The Central Statistics Office has reported that average weekly earnings in the construction industry rose by 19.1 per cent in 1997. For skilled operatives, electricians and bricklayers, the rise was 26.6 per cent.
These increases happened at a time when consumer prices rose by 1.7 per cent in the same period.
Such increases have been driven by the continuing growth in the Irish construction industry. For the past five years, the construction industry has recorded significant growth each year and the output has almost doubled over that period.
In the early years of this growth, the industry was at a low ebb and was easily able to absorb an increase in volume.

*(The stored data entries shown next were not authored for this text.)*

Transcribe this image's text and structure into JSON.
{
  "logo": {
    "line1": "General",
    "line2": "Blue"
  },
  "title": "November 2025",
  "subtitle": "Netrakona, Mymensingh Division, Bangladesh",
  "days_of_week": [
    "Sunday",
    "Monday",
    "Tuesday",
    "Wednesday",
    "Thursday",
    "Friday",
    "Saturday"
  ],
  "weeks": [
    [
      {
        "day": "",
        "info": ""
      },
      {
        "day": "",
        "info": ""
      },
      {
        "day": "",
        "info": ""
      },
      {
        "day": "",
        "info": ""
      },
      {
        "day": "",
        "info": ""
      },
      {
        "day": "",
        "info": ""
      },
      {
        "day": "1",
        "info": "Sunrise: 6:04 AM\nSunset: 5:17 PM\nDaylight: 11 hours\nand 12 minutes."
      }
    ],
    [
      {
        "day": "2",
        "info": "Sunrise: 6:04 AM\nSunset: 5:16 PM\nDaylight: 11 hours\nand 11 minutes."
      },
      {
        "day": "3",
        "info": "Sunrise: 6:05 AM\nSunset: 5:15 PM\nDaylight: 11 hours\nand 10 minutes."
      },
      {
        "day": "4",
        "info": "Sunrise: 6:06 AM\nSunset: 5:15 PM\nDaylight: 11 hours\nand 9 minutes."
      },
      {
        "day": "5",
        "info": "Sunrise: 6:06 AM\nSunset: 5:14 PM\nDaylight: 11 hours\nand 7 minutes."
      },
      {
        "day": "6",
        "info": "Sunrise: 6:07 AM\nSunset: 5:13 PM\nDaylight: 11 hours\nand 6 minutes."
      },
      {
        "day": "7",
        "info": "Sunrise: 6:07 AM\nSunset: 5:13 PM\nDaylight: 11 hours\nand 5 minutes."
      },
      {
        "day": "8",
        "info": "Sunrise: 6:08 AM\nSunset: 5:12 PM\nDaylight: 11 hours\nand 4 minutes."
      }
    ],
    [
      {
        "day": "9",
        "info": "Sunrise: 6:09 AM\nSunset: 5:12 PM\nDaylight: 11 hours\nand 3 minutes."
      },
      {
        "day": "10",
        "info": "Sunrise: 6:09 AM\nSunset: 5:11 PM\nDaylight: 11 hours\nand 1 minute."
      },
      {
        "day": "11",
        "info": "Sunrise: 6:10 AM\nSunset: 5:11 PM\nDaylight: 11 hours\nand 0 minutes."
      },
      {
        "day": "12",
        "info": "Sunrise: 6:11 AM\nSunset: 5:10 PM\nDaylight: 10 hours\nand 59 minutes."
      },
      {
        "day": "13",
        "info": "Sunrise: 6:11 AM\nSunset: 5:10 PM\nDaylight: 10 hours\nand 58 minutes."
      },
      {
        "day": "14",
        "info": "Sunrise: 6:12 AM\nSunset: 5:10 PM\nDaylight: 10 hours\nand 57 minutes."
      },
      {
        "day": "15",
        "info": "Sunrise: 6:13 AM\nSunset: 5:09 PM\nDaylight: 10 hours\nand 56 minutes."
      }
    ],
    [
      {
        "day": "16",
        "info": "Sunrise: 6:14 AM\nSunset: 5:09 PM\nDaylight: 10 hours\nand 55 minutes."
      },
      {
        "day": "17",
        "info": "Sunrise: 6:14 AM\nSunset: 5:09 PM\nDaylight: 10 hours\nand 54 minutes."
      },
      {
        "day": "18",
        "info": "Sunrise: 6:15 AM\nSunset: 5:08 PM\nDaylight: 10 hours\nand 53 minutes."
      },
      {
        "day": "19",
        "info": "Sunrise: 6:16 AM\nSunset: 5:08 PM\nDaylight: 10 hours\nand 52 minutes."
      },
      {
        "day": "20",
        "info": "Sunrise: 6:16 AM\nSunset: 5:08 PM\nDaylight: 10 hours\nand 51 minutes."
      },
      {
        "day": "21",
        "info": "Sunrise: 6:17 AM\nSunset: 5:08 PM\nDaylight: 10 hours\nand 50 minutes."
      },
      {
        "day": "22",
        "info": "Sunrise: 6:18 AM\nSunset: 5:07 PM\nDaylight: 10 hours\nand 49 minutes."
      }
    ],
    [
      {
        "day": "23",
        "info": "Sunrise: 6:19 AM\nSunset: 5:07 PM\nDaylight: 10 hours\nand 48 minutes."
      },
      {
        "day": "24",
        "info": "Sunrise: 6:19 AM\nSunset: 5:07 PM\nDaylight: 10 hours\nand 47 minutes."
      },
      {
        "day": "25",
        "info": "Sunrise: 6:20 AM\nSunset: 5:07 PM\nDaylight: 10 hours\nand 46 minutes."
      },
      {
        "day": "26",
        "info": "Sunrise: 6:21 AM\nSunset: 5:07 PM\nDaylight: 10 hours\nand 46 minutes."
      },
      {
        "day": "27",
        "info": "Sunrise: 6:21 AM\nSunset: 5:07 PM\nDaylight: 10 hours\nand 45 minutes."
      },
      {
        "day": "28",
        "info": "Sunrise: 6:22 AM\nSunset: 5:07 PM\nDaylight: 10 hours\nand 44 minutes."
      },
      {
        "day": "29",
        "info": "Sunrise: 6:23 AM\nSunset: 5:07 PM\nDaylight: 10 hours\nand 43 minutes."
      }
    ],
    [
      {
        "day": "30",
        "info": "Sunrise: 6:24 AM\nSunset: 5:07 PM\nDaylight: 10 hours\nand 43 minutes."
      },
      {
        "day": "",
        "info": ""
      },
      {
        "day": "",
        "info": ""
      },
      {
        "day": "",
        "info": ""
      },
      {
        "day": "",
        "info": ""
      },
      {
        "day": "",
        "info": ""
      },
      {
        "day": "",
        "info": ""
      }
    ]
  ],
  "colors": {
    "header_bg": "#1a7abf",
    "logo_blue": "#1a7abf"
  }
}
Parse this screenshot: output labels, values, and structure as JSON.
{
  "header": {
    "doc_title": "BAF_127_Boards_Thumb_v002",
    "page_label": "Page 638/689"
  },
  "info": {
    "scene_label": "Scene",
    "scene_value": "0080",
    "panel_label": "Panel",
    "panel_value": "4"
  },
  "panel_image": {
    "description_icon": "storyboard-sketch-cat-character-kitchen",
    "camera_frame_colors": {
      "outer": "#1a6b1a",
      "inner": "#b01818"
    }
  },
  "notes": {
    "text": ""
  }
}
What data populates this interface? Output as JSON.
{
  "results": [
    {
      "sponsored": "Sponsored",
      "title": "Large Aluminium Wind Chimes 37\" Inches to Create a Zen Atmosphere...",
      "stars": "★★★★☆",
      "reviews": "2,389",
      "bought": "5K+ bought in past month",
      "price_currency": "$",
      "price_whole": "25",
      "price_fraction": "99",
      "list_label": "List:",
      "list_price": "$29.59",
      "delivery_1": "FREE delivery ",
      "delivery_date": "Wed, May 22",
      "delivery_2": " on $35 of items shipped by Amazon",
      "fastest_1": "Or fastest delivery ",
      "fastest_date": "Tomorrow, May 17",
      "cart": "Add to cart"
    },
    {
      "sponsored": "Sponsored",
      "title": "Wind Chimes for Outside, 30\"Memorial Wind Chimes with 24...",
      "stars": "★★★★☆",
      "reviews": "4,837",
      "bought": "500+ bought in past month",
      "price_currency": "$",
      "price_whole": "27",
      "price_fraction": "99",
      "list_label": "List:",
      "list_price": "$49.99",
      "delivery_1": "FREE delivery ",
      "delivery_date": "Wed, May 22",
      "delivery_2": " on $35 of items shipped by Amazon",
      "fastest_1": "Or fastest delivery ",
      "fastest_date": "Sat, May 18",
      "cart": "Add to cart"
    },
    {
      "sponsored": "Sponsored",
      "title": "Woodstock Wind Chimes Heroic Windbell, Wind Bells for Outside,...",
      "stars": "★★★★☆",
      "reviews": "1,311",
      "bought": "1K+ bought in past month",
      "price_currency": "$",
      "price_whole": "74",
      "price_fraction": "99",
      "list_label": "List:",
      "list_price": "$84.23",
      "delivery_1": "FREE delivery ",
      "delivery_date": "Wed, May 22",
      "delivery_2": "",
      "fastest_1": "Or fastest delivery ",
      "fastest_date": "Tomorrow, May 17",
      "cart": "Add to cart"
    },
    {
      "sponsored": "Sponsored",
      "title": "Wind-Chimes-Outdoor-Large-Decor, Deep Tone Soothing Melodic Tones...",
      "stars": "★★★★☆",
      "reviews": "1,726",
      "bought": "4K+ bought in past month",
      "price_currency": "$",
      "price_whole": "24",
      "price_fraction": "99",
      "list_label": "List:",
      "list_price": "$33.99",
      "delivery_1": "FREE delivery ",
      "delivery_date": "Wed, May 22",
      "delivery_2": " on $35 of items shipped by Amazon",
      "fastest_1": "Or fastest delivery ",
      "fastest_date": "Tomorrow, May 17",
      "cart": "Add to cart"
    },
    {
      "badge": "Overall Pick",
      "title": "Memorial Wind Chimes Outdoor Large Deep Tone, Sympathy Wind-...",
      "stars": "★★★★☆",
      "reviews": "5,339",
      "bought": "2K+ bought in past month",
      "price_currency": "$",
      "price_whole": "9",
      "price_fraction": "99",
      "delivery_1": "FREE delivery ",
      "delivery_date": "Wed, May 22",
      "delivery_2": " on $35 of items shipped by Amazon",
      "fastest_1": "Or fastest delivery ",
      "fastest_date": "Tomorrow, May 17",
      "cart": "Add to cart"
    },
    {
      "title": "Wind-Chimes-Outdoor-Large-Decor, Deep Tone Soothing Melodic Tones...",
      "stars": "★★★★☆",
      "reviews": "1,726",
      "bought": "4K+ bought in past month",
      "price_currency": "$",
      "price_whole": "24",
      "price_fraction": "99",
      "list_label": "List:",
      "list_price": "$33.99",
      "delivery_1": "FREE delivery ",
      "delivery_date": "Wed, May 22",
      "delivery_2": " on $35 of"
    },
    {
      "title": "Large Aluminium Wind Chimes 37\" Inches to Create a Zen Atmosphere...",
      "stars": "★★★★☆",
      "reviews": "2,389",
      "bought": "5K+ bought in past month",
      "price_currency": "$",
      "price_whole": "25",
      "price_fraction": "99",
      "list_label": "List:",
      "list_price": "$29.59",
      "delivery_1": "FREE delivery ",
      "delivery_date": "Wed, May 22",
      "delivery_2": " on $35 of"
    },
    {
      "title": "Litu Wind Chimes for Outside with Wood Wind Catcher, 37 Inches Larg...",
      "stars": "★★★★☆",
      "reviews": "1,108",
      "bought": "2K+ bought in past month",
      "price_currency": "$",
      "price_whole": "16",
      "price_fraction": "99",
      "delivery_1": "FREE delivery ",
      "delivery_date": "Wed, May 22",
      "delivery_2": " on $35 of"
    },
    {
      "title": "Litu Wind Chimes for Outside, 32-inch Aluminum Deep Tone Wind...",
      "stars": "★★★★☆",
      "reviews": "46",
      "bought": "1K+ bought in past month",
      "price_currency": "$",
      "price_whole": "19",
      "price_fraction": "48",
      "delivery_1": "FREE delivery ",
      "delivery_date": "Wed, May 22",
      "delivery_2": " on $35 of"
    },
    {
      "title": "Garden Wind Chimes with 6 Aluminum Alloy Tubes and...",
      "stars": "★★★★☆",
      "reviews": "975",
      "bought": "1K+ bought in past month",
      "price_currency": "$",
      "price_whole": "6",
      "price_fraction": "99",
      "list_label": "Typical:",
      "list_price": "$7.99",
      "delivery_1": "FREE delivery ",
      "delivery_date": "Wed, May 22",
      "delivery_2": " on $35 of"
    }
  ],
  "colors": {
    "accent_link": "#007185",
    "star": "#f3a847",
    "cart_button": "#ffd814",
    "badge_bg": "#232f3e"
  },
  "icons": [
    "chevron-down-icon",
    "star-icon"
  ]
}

More recently, the results of continuous growth have begun to show and the Construction Industry Federation and Irish construction firms have embarked on recruitment drives in the UK and further afield.
The influx of returned emigrants has helped cope with the ever increasing demand but the supply is not inexhaustible and it is getting more and more difficult to attract skilled workers to return to Ireland at a time when the UK construction industry is beginning to show signs of growth.
The position has been greatly exacerbated by the small number of apprentices recruited over the past decade. This was partly the result of the growth of sub-contracting and particularly labour-only sub-contracting within the industry. The major contractors who had previously directly employed skilled operatives such as bricklayers and carpenters had a good track record in recruiting and training apprentices.
Sub-contractors were less prepared to train apprentices and particularly less inclined to release them for training by FAS.
The situation was initially masked by the decline in the industry in the early 1990s but became very apparent when growth began.
For a number of years, there was a stand off between the CIF, FAS and the unions with everyone blaming everyone else for the situation but doing little to solve the problems of apprentice recruitment and training.
However, it would now appear that reason has prevailed and a significant number of apprentices have entered the system - the problem is that it will be another year or so before they begin to enter the workforce.
The substantial wage increases recorded for 1997 are part of the picture of an industry that is under stress. For any industry to double its output over a five-year period is a remarkable achievement.
All the projections are that growth will continue for another year or two. The ESRI projects a volume growth of 13 per cent for 1998 while the Central Bank suggest 11 per cent.
INITIALLY, much of the construction growth was fuelled by the EU Structural Funds but in recent years these have been of less significance as private sector investment has grown so strongly.
The Structural Funds will continue in a reduced form until 2006 and as long as the Irish economy continues to grow, the construction industry will do likewise.
The ESRI projects single-figure growth in construction volume for the next five years. Single-figure growth is probably achievable without undue stress but the 11 per cent to 13 per cent achieved over the past three years has placed the construction industry under considerable stress.
Wage rates and overall demand have meant that construction prices are increasing at a rate four to five times inflation.
Average tender levels as measured by the PKS Tender Level rose by 8 to 10 per cent in 1997 and are expected to rise by a similar amount in 1998 - this at a time when general inflation is less than 2 per cent.
Participants in the industry's recent phenomenal success are loath to suggest it is overheating but an objective analysis of the facts would suggest otherwise.
The alarming rise in average weekly earnings in 1997, the very significant increases in tender levels, the increasing lead times for ordering manufactured goods and the continuing projections of real growth must all suggest an industry that is overheating or at a minimum put at its wits end to cope.
The Bacon report may help to stabilise the housing sector, which accounts for 50 per cent of the industry's output. The private sector will continue to be driven by the overall success of the economy.
The Government should consider slowing down any non-essential investment so that it may be carried out at more realistic prices in the years ahead.
The rush to complete Structural Fund projects may make this difficult but surely even the Brussels bureaucrats can be persuaded that a year or so delay in expenditure could be beneficial if it gives better value for money in the long term.
In parallel with some better management of demand, the supply side should also be considered - apprentice training being at the forefront of the list, perhaps linked to more cross-Border trade.
Michael Webb is managing partner of Patterson Kempster & Shortall (PKS), one of Ireland's leading chartered surveying/construction cost economist firms.